My real application is a fairly complex build engine which compiles a roughly ~10 million line codebase. That's where I'm seeing the problems when I introduce sandboxing. For some reason setting FailUnexpectedFileAccesses = false still seems to result in file blocks (or so I assume based on the MSBuild crash).
I can't share the real application (or the codebase), but I'll keep trying to strip away extraneous parts to see if I can narrow down the cause and hopefully mirror that in a simple repro.
I think I found the problem -- node-reuse. I think I'm getting weird inconsistent behavior because some of the file accesses are happening on shared MSBuild server processes. I'm guessing that whatever file manifest was active when the server process was started is dictating what it can/cannot access.
I added /nr:false and so far it's working as I would expect. The one thing I'm not sure about is: if I run my application with sandboxing and /nr:false but on the same box as Visual Studio (which will still enable node-reuse), does that still guarantee that the sandboxed MSBuild won't reuse a shared MSBuild from Visual Studio? Or does the /nr:false only suppress new shared MSBuild processes (but possibly use a shared MSBuild that is already running)?
Good info. I can see MSBuild node reuse being an issue. I don't think that explains the access denied issues though. The sandbox should only block when is instructed to block. But assuming some access blocking was happening, I can see node reuse making this behavior non-deterministic or harder to understand in terms of provenance.
If there is an existing MSBuild process running that your application just happens to find and connect to, then that can definitively escape the sandbox. But I'm not super familiar with the details of /nr when it comes to MSBuild and whether that is actually possible.
Is having one parent process monitor multiple sandboxed processes supported?
That's what BuildXL does. For every process that needs to be launched during a build session, BuildXL wraps it inside our sandboxed process so that we can monitor file accesses. These reported file accesses are essential for caching.
node-reuse
Yes, using node reuse is a bit problematic. We had the same experience with other build engines that try to run multiple MSBuild processes through our sandboxed processes.
In short, you need to disable MSBuild node reuse.
Setting the environment variable MSBUILDDISABLENODEREUSE to 1 is the best effort because users can always specify /nr:true or /nodeReuse:true in the MsBuild command line. We sometimes had to rewrite the user command line to ensure that node-reuse is disabled.
If node-reuse is not disabled, then, even when MsBuild process itself is detoured, it can still use any lingering undetoured nodes to execute the build. Executions that go to those undetoured nodes become unobservable, i.e., you won't get reported file accesses.
On the other hand, if it goes to a detoured node that uses a different file access manifest, you may get unexpected file access behavior, like access denied.
Hope this helps.
I was never able to reproduce the errors in a sample application (only with my full application & codebase).
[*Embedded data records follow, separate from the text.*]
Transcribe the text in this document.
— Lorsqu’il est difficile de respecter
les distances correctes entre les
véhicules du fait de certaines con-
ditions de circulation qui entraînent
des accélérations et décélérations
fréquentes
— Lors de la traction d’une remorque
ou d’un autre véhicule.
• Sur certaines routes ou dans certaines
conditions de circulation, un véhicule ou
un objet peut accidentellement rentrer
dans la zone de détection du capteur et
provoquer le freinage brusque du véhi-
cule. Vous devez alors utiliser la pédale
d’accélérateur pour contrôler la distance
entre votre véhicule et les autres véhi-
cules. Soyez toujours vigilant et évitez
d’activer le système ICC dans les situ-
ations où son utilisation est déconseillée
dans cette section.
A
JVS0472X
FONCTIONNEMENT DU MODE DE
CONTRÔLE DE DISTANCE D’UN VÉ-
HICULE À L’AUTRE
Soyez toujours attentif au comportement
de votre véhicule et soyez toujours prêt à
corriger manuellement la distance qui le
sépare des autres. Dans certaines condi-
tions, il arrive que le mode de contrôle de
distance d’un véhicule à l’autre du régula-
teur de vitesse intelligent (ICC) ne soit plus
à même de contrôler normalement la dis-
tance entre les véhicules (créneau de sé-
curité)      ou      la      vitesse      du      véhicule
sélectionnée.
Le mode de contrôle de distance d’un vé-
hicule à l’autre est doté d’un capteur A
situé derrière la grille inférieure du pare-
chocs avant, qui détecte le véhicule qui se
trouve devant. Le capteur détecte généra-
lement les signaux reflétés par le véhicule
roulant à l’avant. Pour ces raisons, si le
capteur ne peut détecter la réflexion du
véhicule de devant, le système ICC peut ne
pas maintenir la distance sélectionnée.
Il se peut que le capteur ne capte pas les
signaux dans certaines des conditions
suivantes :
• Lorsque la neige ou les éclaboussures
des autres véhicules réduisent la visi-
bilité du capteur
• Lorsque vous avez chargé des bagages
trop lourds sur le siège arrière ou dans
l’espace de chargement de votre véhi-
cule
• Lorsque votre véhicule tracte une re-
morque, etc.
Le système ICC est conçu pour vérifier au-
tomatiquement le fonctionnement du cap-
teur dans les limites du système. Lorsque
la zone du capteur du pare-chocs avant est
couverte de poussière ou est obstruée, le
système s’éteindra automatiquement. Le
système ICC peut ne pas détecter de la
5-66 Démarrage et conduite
Even with MSBUILDDISABLENODEREUSE=1, I was still getting unreliable behavior in my real case. I'm going to give up on running sandboxed msbuild in parallel on a workstation.
When I use sandboxing in our CI server environment with each process running msbuild once (and nodeReuse:false), it works correctly and blocks access only where I tell it to. That should be good enough. We can live with catching problems at CI time as opposed to while developing on a workstation.